Any travel insurance taken out since the start of the pandemic is unlikely to cover you for COVD-related cancellations. Most insurance policies will now, however, cover your medical expenses and other costs if you become ill with COVID-19 while overseas.
Even if you took out your policy before the crisis and you have cover you for a cancellation, insurers will only pay out for costs that couldn’t be refunded, so you will need proof that your travel provider refused to issue a refund before you can progress further. Therefore you need to first make a claim with your travel provider.
If I booked my holiday on my credit card, can I make a section 75 claim?
If you have been unable to get a refund for your cancelled holiday, you might have a legal right to claim a cash refund from your credit card issuer under Section 75 of the Consumer Credit Act 1974, as long as the cost of the holiday was more than £100 and no more than £30,000. You can make a claim even if you only paid the deposit on your credit card.

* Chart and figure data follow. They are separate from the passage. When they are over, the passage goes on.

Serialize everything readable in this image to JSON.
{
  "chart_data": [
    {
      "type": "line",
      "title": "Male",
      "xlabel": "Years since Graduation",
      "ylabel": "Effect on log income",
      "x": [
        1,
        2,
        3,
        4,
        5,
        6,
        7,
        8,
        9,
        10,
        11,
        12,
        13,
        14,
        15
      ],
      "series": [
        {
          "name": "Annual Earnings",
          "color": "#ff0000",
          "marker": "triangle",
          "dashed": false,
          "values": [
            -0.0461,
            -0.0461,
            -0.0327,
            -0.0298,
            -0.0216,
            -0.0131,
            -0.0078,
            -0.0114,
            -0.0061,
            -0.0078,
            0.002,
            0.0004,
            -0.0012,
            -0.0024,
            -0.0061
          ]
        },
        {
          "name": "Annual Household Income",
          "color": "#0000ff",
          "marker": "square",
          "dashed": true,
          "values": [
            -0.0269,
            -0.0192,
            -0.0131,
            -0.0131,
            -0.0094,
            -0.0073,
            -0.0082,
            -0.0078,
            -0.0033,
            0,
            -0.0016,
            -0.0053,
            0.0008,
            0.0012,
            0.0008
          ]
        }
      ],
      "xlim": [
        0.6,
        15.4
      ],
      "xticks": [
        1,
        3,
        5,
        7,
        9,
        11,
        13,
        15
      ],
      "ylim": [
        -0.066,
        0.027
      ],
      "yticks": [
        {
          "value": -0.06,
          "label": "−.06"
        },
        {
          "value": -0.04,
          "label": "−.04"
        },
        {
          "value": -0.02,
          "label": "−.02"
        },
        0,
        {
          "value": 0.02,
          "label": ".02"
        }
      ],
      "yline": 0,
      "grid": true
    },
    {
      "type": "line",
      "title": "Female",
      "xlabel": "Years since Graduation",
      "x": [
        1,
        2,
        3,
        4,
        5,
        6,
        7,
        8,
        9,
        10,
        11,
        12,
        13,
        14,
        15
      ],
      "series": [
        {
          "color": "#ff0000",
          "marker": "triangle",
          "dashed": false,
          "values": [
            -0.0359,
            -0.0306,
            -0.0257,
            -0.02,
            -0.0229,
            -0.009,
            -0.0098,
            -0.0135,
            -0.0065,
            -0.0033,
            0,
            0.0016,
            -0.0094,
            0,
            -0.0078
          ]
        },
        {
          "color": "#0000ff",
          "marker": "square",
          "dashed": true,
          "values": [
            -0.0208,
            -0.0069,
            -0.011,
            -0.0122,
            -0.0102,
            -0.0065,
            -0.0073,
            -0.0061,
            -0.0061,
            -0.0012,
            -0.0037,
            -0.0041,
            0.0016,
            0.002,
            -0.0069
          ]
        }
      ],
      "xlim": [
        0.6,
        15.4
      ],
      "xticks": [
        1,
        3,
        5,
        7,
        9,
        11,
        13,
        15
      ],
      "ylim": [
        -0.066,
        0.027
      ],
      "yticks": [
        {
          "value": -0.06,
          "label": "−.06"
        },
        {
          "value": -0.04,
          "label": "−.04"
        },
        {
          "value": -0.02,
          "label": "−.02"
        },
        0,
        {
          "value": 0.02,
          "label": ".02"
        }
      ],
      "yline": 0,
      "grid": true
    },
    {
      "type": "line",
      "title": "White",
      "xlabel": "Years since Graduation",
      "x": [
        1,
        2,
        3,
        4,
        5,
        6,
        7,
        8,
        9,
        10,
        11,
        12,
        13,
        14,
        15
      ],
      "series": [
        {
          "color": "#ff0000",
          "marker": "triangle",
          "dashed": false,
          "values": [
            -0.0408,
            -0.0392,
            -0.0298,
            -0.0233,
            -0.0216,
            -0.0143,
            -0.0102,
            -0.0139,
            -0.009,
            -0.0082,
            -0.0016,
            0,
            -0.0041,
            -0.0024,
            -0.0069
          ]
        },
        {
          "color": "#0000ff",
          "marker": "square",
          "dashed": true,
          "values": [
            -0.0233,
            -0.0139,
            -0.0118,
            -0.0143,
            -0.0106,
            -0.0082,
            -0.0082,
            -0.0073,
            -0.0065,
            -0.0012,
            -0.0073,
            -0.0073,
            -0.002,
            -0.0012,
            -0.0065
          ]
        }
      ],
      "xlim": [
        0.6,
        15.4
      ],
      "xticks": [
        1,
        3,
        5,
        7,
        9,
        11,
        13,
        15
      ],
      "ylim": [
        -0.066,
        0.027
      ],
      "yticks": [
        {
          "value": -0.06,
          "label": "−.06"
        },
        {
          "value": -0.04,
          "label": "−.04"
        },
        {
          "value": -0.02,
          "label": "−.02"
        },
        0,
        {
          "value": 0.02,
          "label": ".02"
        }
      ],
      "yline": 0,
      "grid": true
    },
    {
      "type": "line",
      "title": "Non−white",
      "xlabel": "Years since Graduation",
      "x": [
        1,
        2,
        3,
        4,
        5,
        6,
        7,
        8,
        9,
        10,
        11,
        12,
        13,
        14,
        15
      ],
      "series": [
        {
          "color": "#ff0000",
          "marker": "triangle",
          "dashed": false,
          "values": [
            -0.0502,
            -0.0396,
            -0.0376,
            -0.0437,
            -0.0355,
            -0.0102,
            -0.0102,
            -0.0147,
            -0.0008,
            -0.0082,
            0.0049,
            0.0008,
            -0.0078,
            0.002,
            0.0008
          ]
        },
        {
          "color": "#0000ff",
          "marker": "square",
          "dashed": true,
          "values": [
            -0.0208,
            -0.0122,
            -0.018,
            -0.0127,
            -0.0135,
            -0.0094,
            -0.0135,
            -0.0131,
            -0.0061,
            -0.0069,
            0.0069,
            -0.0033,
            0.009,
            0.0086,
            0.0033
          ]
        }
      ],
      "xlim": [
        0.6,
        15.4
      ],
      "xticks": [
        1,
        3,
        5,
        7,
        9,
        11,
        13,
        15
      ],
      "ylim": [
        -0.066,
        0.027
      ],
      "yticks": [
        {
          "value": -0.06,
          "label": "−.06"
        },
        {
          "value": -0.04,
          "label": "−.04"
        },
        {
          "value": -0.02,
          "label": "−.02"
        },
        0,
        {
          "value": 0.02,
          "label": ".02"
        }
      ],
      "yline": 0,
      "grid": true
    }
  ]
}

Some credit card companies will argue that you have to reach a stalemate with the travel provider before you can make a claim, but in fact you can make a claim with both at the same time (note: you can only take payment from one of them).
However, if the cancellation arises because of a government-imposed restriction on travel, there may not be a breach of contract if the travel company has rights in its contract not to provide the services in those situations, or to offer you alternative services instead. Click here for more information.
What if I just booked a flight, not a package, and it’s now been cancelled?
If your flight was due to depart from a EU country, you are entitled to a refund. Unfortunately, some airlines are making it very difficult to claim, asking customers to wait many months or asking them to accept vouchers.
In its guidance for passengers, the Civil Aviation Authority (CAA) advises passengers who want a refund but aren’t being offered one to open a complaint against the airline, but says it also appreciates there are operational challenges for airlines in the current circumstances. It’s a case of being persistent and patient.